In 1938, King Farouk was on his way to Ismalia when he was injured in a car accident and was whisked to the nearby village of Kassassin to be treated in a small medical facility. As a result of the incident, the King ordered that a hospital be built in the area. Hassan Allam thus landed his first major contract and El Kassaseen Hospital was built on the Cairo-to-Ismaïlia agricultural road. Other early contracts included the Mebara hospital in Port Said, a power station in Damanhur, and the first Egyptian oil refinery in Suez. His firm was beginning to seriously compete with El Abd Pasha, Ahmad Bakir (a road contractor) and Ali Ibrahim Pasha (whose work include the Television Building and the Tahrir Office Complex in Cairo). Eventually the company became one of the largest in the construction field in the country together with Osman Ahmed Osman's Arab Contractors Co.

== An unknowing early supporter of Anwar el-Sadat ==

Allam unknowingly protected Anwar el-Sadat in his early years.
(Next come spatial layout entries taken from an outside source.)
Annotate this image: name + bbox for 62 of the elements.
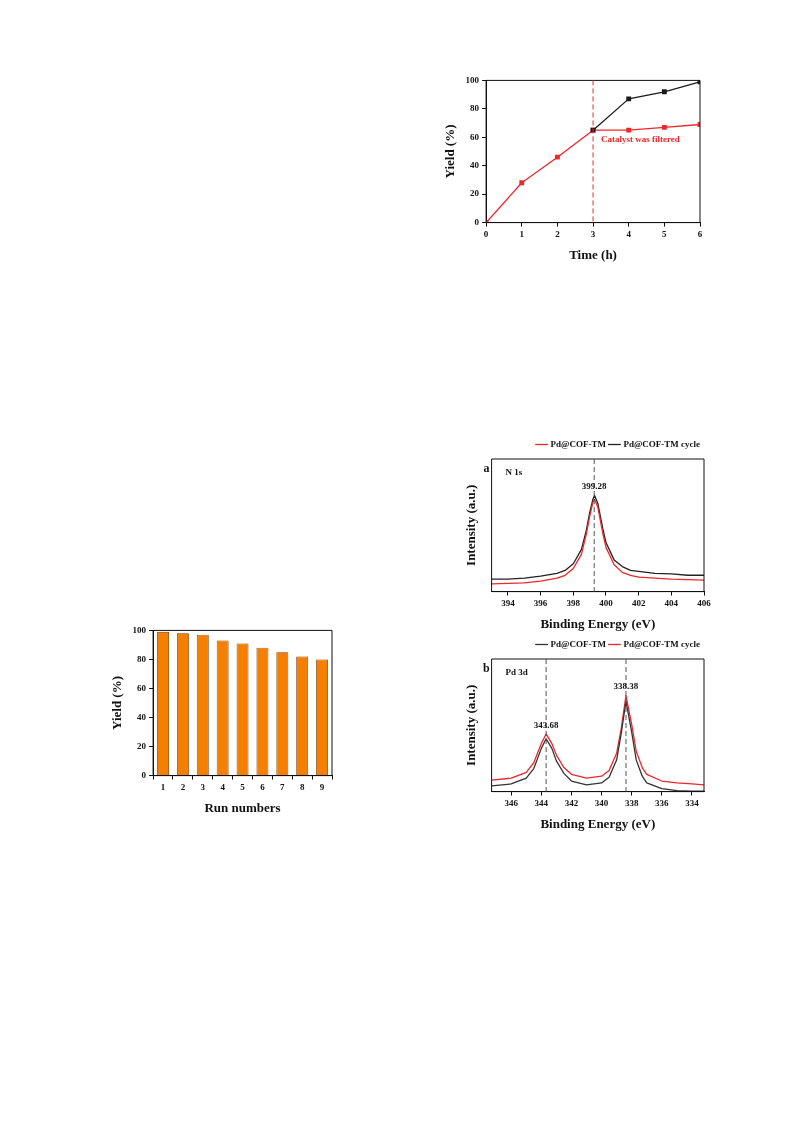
x-tick-label: 404: [664, 598, 679, 609]
y-tick-label: 40: [137, 711, 147, 722]
legend-label: Pd@COF-TM: [550, 638, 607, 649]
y-tick-label: 80: [137, 653, 147, 664]
x-tick-label: 7: [280, 782, 286, 793]
x-tick-label: 338: [624, 798, 639, 809]
x-tick-label: 2: [180, 782, 186, 793]
x-tick-label: 1: [519, 229, 525, 240]
annotation: 338.38: [613, 681, 639, 692]
x-tick-label: 334: [685, 798, 700, 809]
annotation: 399.28: [581, 481, 608, 492]
x-tick-label: 2: [555, 229, 561, 240]
y-tick-label: 60: [137, 682, 147, 693]
x-tick-label: 400: [599, 598, 614, 609]
legend-label: Pd@COF-TM: [550, 438, 607, 449]
y-tick-label: 60: [470, 131, 480, 142]
text: Pd 3d: [505, 666, 528, 677]
y-tick-label: 20: [470, 188, 480, 199]
x-tick-label: 406: [697, 598, 712, 609]
annotation: 343.68: [533, 719, 560, 730]
y-tick-label: 40: [470, 160, 480, 171]
y-tick-label: 100: [132, 624, 147, 635]
y-axis-title: Intensity (a.u.): [463, 684, 479, 766]
x-tick-label: 4: [626, 229, 632, 240]
x-tick-label: 9: [319, 782, 325, 793]
y-axis-title: Yield (%): [109, 675, 125, 731]
text: b: [482, 661, 490, 676]
text: N 1s: [505, 466, 523, 477]
y-axis-title: Yield (%): [442, 124, 458, 179]
x-tick-label: 344: [534, 798, 549, 809]
legend-label: Pd@COF-TM cycle: [623, 638, 701, 649]
y-tick-label: 100: [465, 74, 480, 85]
legend-label: Pd@COF-TM cycle: [623, 438, 701, 449]
x-tick-label: 5: [240, 782, 246, 793]
x-tick-label: 342: [564, 798, 579, 809]
x-axis-title: Run numbers: [204, 799, 281, 815]
x-tick-label: 346: [504, 798, 519, 809]
x-axis-title: Binding Energy (eV): [540, 615, 656, 631]
y-tick-label: 0: [141, 769, 147, 780]
x-tick-label: 3: [590, 229, 596, 240]
x-tick-label: 336: [655, 798, 670, 809]
ref-line-label: Catalyst was filtered: [601, 134, 680, 145]
x-tick-label: 398: [566, 598, 581, 609]
x-tick-label: 340: [594, 798, 609, 809]
x-tick-label: 0: [483, 229, 489, 240]
text: a: [483, 461, 490, 476]
x-tick-label: 1: [160, 782, 166, 793]
x-tick-label: 402: [631, 598, 646, 609]
x-tick-label: 3: [200, 782, 206, 793]
y-tick-label: 80: [470, 103, 480, 114]
y-tick-label: 20: [137, 740, 147, 751]
x-tick-label: 5: [662, 229, 668, 240]
x-tick-label: 394: [501, 598, 516, 609]
x-axis-title: Time (h): [569, 246, 617, 262]
x-tick-label: 396: [533, 598, 548, 609]
x-tick-label: 8: [299, 782, 305, 793]
x-tick-label: 6: [260, 782, 266, 793]
y-tick-label: 0: [474, 216, 480, 227]
x-tick-label: 4: [220, 782, 226, 793]
x-axis-title: Binding Energy (eV): [540, 815, 656, 831]
x-tick-label: 6: [697, 229, 703, 240]
y-axis-title: Intensity (a.u.): [463, 484, 479, 566]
In the 1940s, Sadat in an effort to evade political persecution, disguised himself as a truck driver and took a job in Hassan Allam's company. Sadat later became the third president of Egypt.

== Adjusting to political change over the years ==

After the 1952 revolution, the company continued to thrive and executed a number of major roads such as the Ismalia-Al 'Arish, Suez-Marsa Alam, and Alexandria-Marsa Matruh highways. Many projects were also completed in Port Said that included a large cathedral and a mosque. Prior to the construction of the Aswan High Dam, the company was in charge of building a new community for the Nubian people whose villages lay in the area that was later to become Lake Nasser.

In 1961, the company was nationalized under President Gamal Abdel Nasser’s new socialist policies to become Nasr General Contracting - Hassan Mohammed Allam with Hassan Allam losing ownership and becoming its general manager.

In 1975, taking advantage of the Infitah or open-door policies adopted by President Anwar el-Sadat’s government, he established his second company - Hassan Allam Sons. Shortly after, the new company submitted a bid for building a large sewage network in Mecca, Saudi Arabia. However Hassan Allam did not live to see the result of the bid. His funeral was held at the Omar Makram Mosque in Tahrir Square and was attended by thousands of mourners. The crowd extended from the mosque almost up to the Ramesses Hilton.

There are currently two streets named after Hassan Allam; one in the Heliopolis district and the other in Downtown Cairo.